Schematic diagram of bioreactors: A spinner flask bioreactor, B rotating bioreactor, C perfusion bioreactor. Cells, growth factors filled 3D constructs cultured in bioreactors can be used to regenerate bone tissues

Rat MSCs seeded on PCL scaffolds cultured under engineered flow perfusion bioreactor demonstrated cell adhesive, remodeling, structural proteins as well as HA [150]. The hMSCs seeded with Poly (l-lactide-co-caprolactone) cultured in the dynamic conditions showed calcification, expression of osteogenic genes and induction of osteogenic lineage [151]. Human periosteum derived stem cells cultured in the multiplate Xpansion bioreactor showed proliferation of cells and in vivo bone formation [152]. The hBMSCs separated by semipermeable polyethersulphone cultured in hollow fibre bioreactors maintained their immunophenotype and osteoblastic differentiation capacity [153]. Flow perfusion culture of rat MSCs seeded on PLA scaffolds increased the growth and proliferation of MSCs with higher ALP Activity [154].
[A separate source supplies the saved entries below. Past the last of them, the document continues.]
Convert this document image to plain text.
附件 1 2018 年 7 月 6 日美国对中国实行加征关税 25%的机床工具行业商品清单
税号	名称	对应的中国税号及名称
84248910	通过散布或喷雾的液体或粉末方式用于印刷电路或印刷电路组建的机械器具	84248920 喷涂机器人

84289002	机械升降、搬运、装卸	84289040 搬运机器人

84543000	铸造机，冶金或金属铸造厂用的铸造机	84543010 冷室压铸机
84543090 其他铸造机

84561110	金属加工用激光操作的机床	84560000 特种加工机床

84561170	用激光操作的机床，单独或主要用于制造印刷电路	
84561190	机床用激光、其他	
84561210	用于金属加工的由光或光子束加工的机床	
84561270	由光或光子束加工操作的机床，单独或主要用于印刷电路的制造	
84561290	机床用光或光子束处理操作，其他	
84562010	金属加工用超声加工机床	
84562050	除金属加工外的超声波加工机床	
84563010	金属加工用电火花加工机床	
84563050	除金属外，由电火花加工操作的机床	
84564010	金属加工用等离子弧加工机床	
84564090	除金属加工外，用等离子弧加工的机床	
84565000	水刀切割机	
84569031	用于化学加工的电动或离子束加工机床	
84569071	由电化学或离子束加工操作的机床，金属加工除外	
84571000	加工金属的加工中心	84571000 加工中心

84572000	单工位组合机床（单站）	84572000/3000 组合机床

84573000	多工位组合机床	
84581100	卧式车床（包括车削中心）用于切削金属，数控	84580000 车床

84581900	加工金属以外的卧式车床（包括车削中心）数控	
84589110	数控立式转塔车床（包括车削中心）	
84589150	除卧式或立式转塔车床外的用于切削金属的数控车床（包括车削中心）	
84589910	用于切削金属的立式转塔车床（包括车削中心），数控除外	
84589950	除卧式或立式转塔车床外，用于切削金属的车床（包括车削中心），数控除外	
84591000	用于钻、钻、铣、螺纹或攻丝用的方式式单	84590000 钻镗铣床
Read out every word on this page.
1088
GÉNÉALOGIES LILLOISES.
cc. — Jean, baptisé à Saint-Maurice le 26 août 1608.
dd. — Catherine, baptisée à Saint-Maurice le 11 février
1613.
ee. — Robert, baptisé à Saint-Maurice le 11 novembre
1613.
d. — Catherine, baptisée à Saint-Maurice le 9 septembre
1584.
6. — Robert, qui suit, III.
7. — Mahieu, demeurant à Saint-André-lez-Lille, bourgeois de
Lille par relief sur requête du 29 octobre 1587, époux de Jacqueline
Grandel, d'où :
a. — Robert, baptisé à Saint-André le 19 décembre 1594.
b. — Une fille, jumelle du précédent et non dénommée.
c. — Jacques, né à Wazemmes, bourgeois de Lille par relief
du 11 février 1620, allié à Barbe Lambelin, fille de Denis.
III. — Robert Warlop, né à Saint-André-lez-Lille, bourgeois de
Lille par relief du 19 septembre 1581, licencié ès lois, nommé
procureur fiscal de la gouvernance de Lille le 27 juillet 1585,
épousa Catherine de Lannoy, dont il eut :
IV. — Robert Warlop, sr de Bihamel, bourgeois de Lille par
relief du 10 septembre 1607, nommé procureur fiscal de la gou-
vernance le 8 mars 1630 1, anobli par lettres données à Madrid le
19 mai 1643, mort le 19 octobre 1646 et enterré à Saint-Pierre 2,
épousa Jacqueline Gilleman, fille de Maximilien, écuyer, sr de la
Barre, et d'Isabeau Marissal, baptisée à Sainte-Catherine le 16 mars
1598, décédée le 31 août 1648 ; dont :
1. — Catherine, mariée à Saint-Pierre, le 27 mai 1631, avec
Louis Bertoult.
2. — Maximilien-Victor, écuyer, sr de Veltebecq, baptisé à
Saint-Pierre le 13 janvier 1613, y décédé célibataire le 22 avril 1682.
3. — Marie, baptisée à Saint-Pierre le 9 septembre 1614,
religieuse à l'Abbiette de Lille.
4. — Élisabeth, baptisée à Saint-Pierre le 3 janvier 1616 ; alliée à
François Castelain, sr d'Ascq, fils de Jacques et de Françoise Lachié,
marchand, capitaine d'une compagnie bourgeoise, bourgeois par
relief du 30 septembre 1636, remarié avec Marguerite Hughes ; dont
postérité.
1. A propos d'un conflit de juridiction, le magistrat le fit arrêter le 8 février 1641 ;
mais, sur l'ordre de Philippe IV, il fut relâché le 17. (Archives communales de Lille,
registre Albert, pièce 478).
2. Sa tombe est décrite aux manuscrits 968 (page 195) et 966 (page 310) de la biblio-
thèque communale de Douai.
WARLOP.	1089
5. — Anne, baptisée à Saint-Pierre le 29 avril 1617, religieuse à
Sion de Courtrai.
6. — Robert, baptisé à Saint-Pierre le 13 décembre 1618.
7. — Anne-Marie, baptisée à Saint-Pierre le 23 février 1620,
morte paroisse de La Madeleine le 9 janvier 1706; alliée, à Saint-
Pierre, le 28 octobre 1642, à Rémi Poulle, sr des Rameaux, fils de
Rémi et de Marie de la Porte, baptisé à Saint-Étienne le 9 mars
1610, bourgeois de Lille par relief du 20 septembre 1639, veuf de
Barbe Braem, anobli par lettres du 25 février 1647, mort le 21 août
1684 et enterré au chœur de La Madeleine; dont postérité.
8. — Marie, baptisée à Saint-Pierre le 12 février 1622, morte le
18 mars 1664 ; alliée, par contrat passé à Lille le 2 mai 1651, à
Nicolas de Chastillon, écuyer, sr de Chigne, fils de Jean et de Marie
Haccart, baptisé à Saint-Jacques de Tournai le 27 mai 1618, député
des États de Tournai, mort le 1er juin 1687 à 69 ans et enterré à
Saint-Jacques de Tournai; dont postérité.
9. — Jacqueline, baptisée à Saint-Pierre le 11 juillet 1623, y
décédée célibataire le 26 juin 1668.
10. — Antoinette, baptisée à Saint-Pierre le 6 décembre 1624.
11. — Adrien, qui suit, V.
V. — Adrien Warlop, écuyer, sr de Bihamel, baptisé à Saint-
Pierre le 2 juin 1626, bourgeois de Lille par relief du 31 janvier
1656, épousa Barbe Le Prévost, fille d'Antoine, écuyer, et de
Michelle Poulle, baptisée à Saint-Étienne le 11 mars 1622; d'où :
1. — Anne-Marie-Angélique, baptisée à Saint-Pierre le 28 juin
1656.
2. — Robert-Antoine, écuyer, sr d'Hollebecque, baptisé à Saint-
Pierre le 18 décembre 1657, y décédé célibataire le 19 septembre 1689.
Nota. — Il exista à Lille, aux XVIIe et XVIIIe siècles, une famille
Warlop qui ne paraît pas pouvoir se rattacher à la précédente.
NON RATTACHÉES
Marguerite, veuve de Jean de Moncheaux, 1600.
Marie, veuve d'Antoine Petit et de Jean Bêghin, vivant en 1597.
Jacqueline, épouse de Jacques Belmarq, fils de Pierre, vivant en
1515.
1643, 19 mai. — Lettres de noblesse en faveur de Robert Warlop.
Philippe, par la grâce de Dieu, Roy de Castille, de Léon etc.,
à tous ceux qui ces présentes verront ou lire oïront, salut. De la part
8 Bone tissue engineering and future perspectives

From the first attempt of bone regeneration by Urist [155], the field of bone tissue engineering has grown rapidly to develop bone substitute which is more close to natural bone or to regenerate bone using different approaches. Advanced studies in bone tissue engineering in recent past both in vitro and in vivo have explained the potential of variety of cells to differentiate into osteoblasts and the supporting role of growth factors and/or biomaterials. Most of these studies have revealed the biocompatibility, biodegradability, osteoinductivity, osteoconductivity, osteogenicity and/or physico-mechanical properties. Some in vivo studies showed repair of bone defects or bone regeneration. However, complete replacement of defective bone using biomaterials is still not achieved. Creation of functional bone in laboratory condition using cell therapy is still a challenge, although different types of stem cells have shown osteogenic lineage differentiation. Because of many functional problems like mechanical strength, host immune integration, vascularization, etc. in development of bone or bone substitute that can mimic natural bone, clinical trials in human are still at bay. So far, researchers have shown successful use of biomaterials or scaffolds growth factors, and cells for bone tissue engineering, alone or in combination. However, when it comes to clinical application of these materials as bone substitute, it is difficult to obtain approval from regulatory bodies for clinical trials. The future direction should focus on establishing an ethical threshold that is effective and obtainable for future researchers to partake in more high-level studies within the clinical setting. Another reason for only few approved bone substitute for clinical trials, is the difficulties in performing pre-clinical large animal trials. High research and development costs, in combination with the current regulatory environment, present a challenge to high-quality evidence-based study.

Biomaterials for orthopedic implants have great financial impact all over the world. In U.S. alone it was predicted that the biomaterials for orthopedic implants will costs as much as $3.5 billion by the end of 2017 [156]. Patient specific manufacturing of bone substitute also adds in to the cost of therapy. Hence, further efforts are required to develop cost effective, bio-mimicking constructs which can replace defective bone in reality. Such bone tissue engineering constructs will surely bring fruitful treatments in curing bone defects via bone replacement or by regeneration. As research at the cellular level continues to expand, the opportunity for growth is limitless, with stem cell-based applications and tissue engineering potentially setting the stage for how more effective and cheap bone substitute/regeneration treatments are carried out both today and in the future.